Soon after arriving, he was commissioned by the I.M. Pei-designed Museum of Islamic Art in Doha, Qatar, one of the world’s premier museums of Islamic art. He painted the 12x20 foot triptych - which is now installed permanently in the entry gallery - on the floor of his new bedroom.

Since his arrival in the U.S., his paintings have been acquired by the Wadsworth Atheneum Museum in Hartford, CT, and by private collectors.  His work has been featured in the 2025 exhibitions at the Wadsworth Atheneum, at the 836M Gallery in San Francisco, in the 2024 Sydney Biennale, and in a 2023 show at the Mattatuck Museum in Waterbury, CT.  His work is also in the collection of the RMIT Museum and Gallery in Melbourne.  In 2024, he was awarded an Assets for Artists grant by Mass MoCA in North Adams, MA and an Artist Fellowship grant by the Connecticut Office of the Arts.

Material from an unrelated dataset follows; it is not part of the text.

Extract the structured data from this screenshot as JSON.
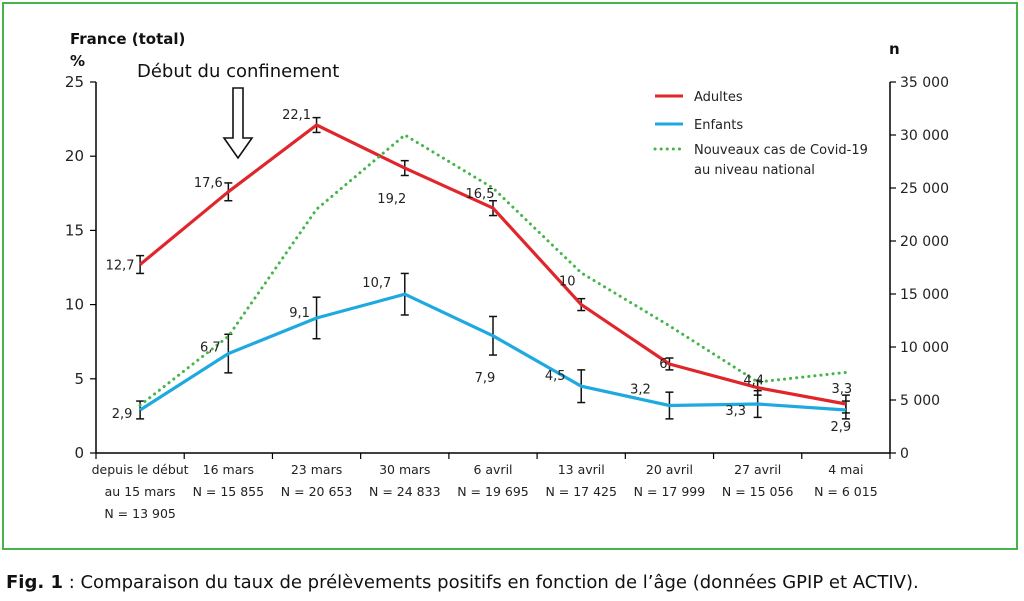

Awrang was born in Ghazni Province, Afghanistan, in 1972.  He received his Bachelor and his Master of Calligraphy degrees at the Iranian Calligraphy Association in Shiraz and Tehran, respectively.  He taught painting and chaired the Calligraphy and Miniature Painting Department at the Turquoise Mountain Institute (founded by The Prince of Wales, now King Charles III) in Kabul, Afghanistan.  His work has been published in several books, including Kelke Khyal (Calligraphy of Alibaba Awrang), 2015.